Sunday, January 13, 2008

I have risen but I am far from shining this morning. I could use some more sleep but I have a very neurotic cat that kept pouncing on my head. So, I am up.

I've already sent in the latest topic for the Awakenings group. I wrestled with myself over what I wanted to present. I thought about my favorite reading from Hope for Today, p. 47. I also thought about using the topic of loneliness as so many conversations have been about it the last few days, including my own. I thought also about the topic of obstacles. Finally, I went back to the principles of the program and saw that the principle associated with Step One is honesty. I found a question in the Blueprint for Progress that fit and ran with it.

It's the perfectionist rearing her ugly head. I just don't want to screw this up. You know what I mean? On the other hand, I'm completely anonymous. These people don't know me. What do I care what they think of me? And yet, for some odd reason, I do. I've still got too much ego at work within me or as Deacon Mike says, "too much of self." But I'm working on it.

I've actually been receiving steady e-mail from the paradox. I haven't quite figured out why but I'm glad. I've missed talking to him. I've miss the sarcastic wit. Bless his heart, he's as much a troubled soul as I am and yet we both have a level of serenity. I wish I could somehow introduce him to the deacon. He'd find a lot of guidance there. I have.

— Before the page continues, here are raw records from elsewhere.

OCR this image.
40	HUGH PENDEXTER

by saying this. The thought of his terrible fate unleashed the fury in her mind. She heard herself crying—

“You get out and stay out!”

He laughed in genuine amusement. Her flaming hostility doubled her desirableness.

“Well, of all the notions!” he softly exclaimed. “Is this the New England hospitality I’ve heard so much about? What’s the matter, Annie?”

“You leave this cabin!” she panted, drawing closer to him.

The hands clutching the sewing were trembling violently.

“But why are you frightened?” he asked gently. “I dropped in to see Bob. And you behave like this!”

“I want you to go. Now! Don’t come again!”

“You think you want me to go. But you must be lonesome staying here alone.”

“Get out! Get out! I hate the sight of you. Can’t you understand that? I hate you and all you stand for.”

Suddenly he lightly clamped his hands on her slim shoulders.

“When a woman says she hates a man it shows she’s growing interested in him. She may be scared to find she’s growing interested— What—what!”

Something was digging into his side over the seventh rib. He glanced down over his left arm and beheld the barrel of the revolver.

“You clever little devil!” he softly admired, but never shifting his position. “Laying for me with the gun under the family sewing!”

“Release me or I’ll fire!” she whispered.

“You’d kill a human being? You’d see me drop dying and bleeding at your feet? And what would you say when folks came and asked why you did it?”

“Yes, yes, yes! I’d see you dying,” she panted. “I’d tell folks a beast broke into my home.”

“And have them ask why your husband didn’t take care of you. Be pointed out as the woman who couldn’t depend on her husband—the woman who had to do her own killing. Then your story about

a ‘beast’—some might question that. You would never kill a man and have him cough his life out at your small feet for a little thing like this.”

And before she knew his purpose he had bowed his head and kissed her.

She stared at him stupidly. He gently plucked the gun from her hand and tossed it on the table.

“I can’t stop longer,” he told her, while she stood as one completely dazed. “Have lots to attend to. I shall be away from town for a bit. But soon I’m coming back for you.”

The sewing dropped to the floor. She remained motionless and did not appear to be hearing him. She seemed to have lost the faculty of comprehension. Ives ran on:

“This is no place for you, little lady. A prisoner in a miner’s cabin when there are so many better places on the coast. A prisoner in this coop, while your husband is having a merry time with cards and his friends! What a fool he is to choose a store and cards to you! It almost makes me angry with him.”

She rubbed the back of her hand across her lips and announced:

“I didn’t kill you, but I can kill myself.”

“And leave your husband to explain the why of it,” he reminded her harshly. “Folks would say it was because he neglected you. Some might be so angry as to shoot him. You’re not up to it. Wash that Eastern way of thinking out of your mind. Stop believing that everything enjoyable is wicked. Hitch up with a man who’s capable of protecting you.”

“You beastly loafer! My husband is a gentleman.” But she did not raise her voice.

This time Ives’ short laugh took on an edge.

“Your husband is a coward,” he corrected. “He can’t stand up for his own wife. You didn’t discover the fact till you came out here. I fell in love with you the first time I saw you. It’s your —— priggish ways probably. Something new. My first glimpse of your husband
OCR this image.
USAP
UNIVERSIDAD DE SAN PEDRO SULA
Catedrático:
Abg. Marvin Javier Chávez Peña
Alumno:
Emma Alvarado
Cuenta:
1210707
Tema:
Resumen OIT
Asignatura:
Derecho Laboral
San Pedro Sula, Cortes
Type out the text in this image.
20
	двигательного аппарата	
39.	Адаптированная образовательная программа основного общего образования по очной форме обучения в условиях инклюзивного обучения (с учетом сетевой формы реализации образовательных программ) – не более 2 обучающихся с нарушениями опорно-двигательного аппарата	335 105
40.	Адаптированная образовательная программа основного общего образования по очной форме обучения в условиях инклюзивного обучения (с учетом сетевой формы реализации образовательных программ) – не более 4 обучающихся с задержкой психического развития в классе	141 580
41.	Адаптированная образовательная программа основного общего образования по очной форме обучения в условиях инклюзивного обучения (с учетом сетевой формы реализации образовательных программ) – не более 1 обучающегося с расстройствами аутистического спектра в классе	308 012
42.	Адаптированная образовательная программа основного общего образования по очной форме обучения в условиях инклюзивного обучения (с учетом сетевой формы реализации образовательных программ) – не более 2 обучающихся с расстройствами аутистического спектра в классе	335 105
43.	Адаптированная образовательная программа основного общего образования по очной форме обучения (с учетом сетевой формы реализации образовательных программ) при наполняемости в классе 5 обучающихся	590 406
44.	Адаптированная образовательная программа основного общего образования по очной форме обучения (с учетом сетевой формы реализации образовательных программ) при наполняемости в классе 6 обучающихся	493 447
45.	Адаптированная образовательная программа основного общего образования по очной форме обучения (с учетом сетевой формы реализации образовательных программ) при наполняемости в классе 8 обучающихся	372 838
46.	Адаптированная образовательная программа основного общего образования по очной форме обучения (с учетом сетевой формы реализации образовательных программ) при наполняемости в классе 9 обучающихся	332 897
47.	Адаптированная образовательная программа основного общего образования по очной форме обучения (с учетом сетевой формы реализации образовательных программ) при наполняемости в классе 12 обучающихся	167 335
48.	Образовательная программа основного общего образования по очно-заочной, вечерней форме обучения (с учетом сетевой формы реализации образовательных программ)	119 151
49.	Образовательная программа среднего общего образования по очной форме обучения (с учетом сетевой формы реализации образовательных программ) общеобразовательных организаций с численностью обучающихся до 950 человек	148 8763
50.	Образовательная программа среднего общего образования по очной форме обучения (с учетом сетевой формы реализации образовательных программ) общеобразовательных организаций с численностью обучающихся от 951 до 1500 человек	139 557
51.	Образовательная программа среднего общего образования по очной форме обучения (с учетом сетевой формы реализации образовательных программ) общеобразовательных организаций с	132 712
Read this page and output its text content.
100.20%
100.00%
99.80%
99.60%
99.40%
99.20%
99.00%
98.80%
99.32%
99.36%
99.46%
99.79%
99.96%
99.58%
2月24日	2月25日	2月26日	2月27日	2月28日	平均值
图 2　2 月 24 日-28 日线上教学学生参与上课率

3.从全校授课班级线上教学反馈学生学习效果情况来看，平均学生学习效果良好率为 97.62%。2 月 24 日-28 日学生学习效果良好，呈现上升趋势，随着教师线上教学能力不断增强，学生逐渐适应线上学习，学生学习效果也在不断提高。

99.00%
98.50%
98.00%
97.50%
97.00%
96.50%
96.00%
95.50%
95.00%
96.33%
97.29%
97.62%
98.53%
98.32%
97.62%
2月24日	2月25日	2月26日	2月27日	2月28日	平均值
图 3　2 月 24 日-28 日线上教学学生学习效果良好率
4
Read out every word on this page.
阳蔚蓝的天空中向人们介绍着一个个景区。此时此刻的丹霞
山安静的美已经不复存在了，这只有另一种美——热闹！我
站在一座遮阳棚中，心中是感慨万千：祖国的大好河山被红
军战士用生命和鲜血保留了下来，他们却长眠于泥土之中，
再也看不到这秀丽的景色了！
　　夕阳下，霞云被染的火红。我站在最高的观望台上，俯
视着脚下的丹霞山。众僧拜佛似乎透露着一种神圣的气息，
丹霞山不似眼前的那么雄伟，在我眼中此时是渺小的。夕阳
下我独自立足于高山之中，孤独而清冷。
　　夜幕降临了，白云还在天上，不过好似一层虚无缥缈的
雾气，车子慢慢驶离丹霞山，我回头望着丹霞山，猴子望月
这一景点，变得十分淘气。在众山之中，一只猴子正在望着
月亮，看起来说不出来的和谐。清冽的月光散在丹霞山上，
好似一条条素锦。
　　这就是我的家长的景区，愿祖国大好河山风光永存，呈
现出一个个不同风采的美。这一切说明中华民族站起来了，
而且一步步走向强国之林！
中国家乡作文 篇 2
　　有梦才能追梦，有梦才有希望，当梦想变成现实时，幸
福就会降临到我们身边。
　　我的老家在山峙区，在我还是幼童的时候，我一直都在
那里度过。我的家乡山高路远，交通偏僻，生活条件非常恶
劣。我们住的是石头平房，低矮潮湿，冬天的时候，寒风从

I had two phone calls from Nefertiti yesterday. Each one was thankfully interrupted by a phone call from Mom. Nefertiti has issues. I can only listen and share ESH. But she's got to want to work on herself and leave poor Calvin and his family out of it. She's got the Blame Game going on. I recognize it because I used to play it myself. Sometimes I slip and go back to the game.

The Al-Anon district meeting is today. I really don't want to go. I just don't have an interest in such things any more. It seems to me that sometimes all this service work distracts from the real program. I spoke with Thelma about that last night. I also confided to her that I have nothing to take for the luncheon. I'm not going to attempt to take anything either. It's insanity to spend money that I don't have on an item for a luncheon that I'm really not into.

Pay day is Tuesday. I can't wait! I'll be broke when it's over but at least I will have gotten rid of some of the dark clouds hanging over my head. I'm seriously thinking of only paying one of my truck payments and letting the truck go at the end of this month. It's the only way I know to catch up on the rest of my bills. I've been blessed to keep the truck this long. I just don't know how I can afford to keep it any longer.

Here I am almost 12 hours from when I wrote the first part of this blog. I've been to mass and a district meeting. I'm kind of burnt out on the whole Al-Anon thing. I really do think I'd rather just be a member working my program rather than an officer of some type. I guess that sounds wimpy of me but I went backwards while attempting to do that kind of service work.

Since I've been home I've caught the last half of the movie "Boys on the Side". I love this movie even if I struggle to remember the name of it. The love between the characters played by Whoopi Goldberg and Mary Louise Parker are reminiscent of the love found in "The Color Purple" with Miss Celie and Shug Avery or "Fried Green Tomatoes" between Idgie and Ruth. I guess in a way it illustrates the love I have for my friends. The song that Whoppie sings to Mary Louise at the end of the movie is one of my all time favorites. I think it could be used as a love song for the family or friendships. My bff and I discussed this. We're are in agreement about the movie. It is how we feel about each other- we're closer than sisters.

Anything You Want

As sung by Roy Orbison

Every time I look into your lovely eyes,
I see a love that money just can't buy.
One look from you, I drift away.
I pray that you are here to stay.

Anything you want, you got it.
Anything you need, you got it.
Anything at all, you got it.
Baby!

Every time I hold you I begin to understand,
Everything about you tells me I'm your man.
I live my life to be with you.
No one can do the things you do.

Anything you want, you got it.
Anything you need, you got it.
Anything at all, you got it.
Baby!
Anything you want
Anything you need
Anything at all

I'm glad to give my love to you.
I know you feel the way I do.
Anything you want, you got it.
Anything you need, you got it.
Anything at all, you got it.
Baby!

Anything you want, you got it
Anything you need, you got it
Anything at all, you got it
Baby
Anything at all
Baby
You got it


My ex wrote me. It's kind of strange to get letters with him calling himself my friend. I bear him no ill feeling but I feel so far removed from who I was when I was with him. It's very hard to explain. I wish him well and that is all.